This landscape maps innovation across the food value chain and where IAF’s impact thesis intersects. It highlights headwinds like climate change, population growth, and 30–40% U.S. food waste, alongside tailwinds from AI/IoT, vertical farming, and alternative proteins (pp.5–6,7,10–13). Beneficiaries include food-insecure minority households—22.5% of Black and 18.5% of Hispanic households—who face access gaps and are overrepresented in lower-wage food roles with limited leadership opportunities (pp.16–17).

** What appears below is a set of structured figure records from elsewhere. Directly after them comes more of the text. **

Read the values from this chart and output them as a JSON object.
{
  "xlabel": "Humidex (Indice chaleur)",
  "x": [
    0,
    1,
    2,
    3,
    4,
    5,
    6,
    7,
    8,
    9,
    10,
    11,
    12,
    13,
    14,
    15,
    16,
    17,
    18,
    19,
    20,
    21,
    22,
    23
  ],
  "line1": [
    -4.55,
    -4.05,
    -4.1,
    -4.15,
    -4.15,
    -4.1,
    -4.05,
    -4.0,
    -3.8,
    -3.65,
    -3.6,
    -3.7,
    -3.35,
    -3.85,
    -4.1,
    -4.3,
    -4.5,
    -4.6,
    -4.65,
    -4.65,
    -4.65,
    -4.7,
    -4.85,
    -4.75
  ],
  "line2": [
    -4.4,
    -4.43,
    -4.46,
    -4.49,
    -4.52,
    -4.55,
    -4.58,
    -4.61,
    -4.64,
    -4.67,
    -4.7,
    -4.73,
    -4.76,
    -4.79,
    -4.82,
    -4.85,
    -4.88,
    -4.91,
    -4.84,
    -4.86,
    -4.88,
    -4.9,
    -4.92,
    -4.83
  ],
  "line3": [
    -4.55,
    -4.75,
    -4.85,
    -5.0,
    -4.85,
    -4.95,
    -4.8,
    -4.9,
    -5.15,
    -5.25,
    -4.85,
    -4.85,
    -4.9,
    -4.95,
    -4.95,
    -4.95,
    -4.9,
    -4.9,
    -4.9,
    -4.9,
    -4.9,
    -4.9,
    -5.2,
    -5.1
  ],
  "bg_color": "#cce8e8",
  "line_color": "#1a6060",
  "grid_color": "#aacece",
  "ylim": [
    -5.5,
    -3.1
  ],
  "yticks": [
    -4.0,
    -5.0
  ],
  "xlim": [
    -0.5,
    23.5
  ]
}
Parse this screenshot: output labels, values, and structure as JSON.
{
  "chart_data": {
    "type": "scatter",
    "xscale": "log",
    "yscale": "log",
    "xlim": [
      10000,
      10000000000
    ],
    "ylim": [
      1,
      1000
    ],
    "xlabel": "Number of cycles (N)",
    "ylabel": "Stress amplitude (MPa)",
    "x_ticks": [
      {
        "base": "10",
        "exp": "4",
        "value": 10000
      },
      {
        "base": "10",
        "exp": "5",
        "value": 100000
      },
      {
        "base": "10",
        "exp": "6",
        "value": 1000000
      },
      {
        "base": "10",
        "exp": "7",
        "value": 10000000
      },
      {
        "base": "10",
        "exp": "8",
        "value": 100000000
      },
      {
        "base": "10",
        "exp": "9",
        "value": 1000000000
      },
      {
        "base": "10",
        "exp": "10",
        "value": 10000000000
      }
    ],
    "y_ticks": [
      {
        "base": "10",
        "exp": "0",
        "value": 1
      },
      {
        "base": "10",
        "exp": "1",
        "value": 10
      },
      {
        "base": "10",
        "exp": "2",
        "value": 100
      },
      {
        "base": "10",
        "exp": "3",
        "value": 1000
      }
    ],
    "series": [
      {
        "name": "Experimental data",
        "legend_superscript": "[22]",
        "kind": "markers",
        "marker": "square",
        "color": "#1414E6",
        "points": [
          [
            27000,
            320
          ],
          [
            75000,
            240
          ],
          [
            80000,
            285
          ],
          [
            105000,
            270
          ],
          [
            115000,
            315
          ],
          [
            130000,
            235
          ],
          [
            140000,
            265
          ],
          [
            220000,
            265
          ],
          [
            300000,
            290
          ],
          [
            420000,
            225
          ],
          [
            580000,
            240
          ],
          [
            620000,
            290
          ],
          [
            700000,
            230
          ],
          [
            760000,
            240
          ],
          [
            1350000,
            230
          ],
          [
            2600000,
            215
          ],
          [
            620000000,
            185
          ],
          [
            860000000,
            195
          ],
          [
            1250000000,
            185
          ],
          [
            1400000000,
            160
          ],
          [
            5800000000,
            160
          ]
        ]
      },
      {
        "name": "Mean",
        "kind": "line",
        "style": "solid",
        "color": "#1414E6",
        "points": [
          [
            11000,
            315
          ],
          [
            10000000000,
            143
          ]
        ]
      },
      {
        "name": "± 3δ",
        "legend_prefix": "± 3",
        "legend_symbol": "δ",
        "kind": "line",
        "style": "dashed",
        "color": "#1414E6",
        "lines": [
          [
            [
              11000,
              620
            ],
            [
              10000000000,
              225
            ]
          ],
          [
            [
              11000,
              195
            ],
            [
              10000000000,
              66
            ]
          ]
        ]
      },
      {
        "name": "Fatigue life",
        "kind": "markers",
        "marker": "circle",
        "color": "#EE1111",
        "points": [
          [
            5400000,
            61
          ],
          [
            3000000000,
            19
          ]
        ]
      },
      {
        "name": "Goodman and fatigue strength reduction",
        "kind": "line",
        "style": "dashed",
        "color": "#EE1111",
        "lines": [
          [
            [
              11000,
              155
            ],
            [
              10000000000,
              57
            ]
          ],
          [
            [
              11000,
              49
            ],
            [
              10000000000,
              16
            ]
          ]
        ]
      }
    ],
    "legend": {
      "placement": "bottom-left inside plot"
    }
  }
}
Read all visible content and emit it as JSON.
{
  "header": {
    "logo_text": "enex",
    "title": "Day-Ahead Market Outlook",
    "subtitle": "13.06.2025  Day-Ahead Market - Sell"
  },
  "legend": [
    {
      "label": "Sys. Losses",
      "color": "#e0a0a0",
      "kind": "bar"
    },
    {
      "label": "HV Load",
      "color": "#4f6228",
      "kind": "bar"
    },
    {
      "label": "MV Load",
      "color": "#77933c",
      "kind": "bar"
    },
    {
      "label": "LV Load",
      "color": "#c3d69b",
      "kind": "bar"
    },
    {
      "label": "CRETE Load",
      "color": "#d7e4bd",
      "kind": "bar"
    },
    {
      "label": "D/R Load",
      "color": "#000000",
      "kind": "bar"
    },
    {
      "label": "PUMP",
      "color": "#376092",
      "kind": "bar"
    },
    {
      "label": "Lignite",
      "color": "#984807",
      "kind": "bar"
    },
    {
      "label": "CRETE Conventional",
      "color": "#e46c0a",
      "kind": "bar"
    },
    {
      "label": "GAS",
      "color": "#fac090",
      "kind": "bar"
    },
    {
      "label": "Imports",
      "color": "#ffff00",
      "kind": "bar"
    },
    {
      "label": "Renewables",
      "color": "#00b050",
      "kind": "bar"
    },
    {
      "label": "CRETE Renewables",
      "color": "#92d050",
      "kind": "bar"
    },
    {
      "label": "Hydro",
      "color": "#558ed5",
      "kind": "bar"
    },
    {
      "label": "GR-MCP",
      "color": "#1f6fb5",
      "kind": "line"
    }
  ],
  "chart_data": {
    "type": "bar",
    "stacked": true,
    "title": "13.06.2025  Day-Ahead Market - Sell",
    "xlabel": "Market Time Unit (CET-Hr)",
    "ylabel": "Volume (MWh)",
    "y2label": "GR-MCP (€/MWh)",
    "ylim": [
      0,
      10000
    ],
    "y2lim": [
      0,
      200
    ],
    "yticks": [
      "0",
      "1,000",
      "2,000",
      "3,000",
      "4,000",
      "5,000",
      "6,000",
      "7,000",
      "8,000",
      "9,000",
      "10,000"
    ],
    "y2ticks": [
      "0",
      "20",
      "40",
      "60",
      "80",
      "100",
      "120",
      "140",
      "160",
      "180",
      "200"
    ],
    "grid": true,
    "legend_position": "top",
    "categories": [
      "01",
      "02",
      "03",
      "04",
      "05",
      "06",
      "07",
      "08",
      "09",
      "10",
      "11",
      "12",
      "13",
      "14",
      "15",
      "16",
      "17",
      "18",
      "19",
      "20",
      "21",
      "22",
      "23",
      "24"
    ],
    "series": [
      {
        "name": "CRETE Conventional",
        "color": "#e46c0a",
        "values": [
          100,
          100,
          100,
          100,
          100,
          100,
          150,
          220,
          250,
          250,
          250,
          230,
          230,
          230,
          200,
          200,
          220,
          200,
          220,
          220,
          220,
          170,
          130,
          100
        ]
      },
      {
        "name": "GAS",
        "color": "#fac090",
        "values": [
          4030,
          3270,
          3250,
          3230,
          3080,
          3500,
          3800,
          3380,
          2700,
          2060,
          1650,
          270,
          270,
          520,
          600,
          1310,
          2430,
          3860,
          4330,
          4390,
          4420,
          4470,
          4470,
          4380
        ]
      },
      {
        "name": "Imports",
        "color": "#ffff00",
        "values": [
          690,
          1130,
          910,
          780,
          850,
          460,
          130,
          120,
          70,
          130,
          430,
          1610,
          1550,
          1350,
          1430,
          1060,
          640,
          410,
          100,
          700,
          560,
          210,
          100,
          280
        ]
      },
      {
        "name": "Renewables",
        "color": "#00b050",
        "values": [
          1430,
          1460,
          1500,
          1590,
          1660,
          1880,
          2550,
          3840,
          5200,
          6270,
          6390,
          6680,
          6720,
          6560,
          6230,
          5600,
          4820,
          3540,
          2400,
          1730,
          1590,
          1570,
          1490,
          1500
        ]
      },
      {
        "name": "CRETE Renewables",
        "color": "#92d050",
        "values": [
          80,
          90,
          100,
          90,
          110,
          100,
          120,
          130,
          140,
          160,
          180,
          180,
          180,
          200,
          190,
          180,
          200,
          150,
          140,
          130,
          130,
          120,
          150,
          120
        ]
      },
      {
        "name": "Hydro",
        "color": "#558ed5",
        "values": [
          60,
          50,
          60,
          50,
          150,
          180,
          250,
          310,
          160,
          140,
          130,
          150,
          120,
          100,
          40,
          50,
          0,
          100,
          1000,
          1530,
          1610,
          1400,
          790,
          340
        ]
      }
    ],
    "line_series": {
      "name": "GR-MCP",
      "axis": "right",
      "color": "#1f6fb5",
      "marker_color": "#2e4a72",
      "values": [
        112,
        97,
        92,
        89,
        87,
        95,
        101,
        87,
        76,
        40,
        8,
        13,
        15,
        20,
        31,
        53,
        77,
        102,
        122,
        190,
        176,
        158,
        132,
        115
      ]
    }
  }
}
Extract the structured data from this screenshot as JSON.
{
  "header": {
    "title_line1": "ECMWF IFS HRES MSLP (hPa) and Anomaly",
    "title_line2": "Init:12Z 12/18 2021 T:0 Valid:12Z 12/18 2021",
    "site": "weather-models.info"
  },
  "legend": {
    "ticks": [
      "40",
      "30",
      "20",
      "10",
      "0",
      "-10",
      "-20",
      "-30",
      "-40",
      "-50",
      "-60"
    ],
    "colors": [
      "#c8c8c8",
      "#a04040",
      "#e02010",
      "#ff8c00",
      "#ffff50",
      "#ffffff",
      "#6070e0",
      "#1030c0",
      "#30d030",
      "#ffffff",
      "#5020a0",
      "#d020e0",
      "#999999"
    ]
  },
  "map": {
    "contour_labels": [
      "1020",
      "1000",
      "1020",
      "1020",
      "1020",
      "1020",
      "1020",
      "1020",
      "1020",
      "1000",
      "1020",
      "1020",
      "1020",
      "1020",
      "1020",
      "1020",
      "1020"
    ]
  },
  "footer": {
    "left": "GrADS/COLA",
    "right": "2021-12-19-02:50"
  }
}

Impact levers span waste recovery, alternative production/delivery, and future-of-work pathways in food, with explicit short-, medium-, and long-term strategies and community-oriented evaluation criteria (pp.22–26,28–30). Estimated needs include a 69% increase in global calories by 2050 and recovery of wasted calories and dollars domestically (pp.6–7). Next steps focus on localization, last-mile delivery, job skills/training, and ownership-enabling supports for small producers (pp.29–30).
Some Identified Companies
- Bowery: indoor farming to bring fresh produce to urban environments, aligning with access/localization (p.10).
- Shipt: tech-enabled grocery delivery expanding last-mile access (p.12).
- Goodr: redistributes surplus food, targeting food waste recovery for food-insecure communities (p.13).
Notable Investors
- Horizons Ventures: featured in alternative protein/clean meat theme (p.10).
- S2G Ventures: backing emerging food brands and system innovation (p.11).
- Andreessen Horowitz: cited within packaging/waste recovery themes (p.11).